How do you scale a human content moderation army?

The cost of doing content moderation like this is staggering for a startup unaccustomed to overhead. “It is the single biggest expense of the company,” a Whisper spokesperson told me. “The content moderation team is three times bigger than any other department.”

Of course, this isn’t a particularly scalable approach. The company can’t add infinite amounts of TaskUs employees the bigger the network grows. Maddock says Whisper is working on developing technical and algorithmic ways to solve the problem. “I don’t know the specifics — they don’t like to share with me their attempts to hire less human beings,” Maddock said. “But I think they’re making those attempts now.”

Secret is actively working on engineering solutions to use in conjunction with human moderators.
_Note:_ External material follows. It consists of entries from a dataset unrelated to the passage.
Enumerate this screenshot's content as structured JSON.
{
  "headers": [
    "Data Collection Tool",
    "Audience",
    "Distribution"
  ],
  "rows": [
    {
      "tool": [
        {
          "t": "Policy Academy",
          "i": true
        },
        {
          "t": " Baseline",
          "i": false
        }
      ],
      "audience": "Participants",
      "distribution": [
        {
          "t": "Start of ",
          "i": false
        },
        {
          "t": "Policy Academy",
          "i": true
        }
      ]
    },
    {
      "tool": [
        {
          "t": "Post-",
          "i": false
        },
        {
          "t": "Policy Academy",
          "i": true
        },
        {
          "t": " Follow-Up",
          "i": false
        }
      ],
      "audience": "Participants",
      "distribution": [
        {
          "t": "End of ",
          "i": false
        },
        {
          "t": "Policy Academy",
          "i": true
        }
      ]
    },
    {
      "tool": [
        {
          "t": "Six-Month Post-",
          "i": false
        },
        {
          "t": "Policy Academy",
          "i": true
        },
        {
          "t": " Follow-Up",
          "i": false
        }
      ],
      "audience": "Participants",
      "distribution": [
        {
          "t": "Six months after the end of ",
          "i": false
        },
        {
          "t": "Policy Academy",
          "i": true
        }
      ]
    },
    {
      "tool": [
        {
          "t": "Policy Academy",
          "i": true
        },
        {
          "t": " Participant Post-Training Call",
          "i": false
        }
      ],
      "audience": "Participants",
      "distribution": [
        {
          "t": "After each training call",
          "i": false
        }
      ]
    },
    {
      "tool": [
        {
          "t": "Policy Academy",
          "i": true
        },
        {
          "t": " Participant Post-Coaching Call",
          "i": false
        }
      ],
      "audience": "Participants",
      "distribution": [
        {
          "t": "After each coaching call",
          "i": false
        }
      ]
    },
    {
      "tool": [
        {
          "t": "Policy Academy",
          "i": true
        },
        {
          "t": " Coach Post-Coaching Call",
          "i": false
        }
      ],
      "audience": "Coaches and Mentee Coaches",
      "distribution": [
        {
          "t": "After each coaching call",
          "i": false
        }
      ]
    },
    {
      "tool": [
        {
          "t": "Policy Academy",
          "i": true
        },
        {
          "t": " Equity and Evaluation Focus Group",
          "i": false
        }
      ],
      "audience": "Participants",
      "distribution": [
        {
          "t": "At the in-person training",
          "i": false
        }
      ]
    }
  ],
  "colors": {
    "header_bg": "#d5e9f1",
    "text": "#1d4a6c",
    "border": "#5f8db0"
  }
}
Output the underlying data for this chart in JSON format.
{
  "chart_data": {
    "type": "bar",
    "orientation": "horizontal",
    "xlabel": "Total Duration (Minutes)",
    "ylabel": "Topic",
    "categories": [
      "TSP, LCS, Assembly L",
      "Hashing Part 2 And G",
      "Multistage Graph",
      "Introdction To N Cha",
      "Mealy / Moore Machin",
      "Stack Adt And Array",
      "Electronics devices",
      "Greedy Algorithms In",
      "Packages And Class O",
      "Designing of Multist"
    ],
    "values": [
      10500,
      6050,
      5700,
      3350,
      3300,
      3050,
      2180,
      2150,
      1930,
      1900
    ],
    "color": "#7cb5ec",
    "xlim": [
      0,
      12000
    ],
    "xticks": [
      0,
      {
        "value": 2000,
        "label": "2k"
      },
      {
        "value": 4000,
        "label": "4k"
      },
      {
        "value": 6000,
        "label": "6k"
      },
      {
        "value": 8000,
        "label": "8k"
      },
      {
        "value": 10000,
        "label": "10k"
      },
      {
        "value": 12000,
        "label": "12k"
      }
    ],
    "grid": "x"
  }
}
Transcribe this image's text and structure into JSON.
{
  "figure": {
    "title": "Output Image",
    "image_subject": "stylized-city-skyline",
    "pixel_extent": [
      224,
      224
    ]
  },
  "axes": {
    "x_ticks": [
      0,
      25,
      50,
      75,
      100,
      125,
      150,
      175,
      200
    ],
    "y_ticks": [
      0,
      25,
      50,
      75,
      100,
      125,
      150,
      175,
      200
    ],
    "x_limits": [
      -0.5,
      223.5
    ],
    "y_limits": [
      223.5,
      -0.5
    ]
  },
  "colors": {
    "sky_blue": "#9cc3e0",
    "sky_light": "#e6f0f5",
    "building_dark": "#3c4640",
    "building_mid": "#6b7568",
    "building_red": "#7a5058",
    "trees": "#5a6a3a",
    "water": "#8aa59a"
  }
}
The company told me it sees over half a million secrets created per day, with an average of four to five comments per secret. With numbers like that, people are one facet of the solution for vetting posts. The systems have to get more intelligent in auto detecting bad content and bad actors.

A Secret spokesperson told me:

Secret rapidly hit number one in the app store overall in both Brazil and Israel. Once a dense network comes on it explodes because of the social aspect of the product. That’s an example of one of the challenges of these networks — you don’t just hire 70 more people a week. Your systems have to be smarter and faster. That’s the Silicon Valley ethos and anonymous apps will require that.

Secret and Yik Yak are far younger than their Whisper counterpart, but the content moderation question is just as relevant for these companies. Both are going through growing pains as their user bases expand, with the Today Show calling Yik Yak “the new home of cyberbullying” and Pando levying a tirade of criticism at Secret for not having enough safeguards in place to prevent the Regina Georges of the world.

Gigaom’s Mathew Ingram followed up to get Secret’s response. “Anonymity is a really powerful thing, and with that power comes great responsibility,” Secret’s CEO David Byttow told Ingram. “Figuring out these issues is the key to our long-term success, but it’s a hard, hard problem and we are doing the best we can.”

Unfortunately, Secret’s best hasn’t been quite good enough. Soon after the media frenzy, Fortune’s Dan Primack ran an experiment to test Secret’s content moderation system. Primack posted a fake “bullying” note: “Sophie R slept with Mr Jacobs after graduation. I’m sure Jared doesn’t know. Slut!” Another colleague flagged the secret as inappropriate, but the company didn’t remove it until days later. In the story, Primack said, “Secret needs to do better. And fast. Perhaps as fast as it’s growing.”

Byttow told me that the company is committed to solving the problem and adding another firm should help, in addition to improving its auto-detect algorithms. He said, “This isn’t new for us, it’s just about continued investment and scaling.”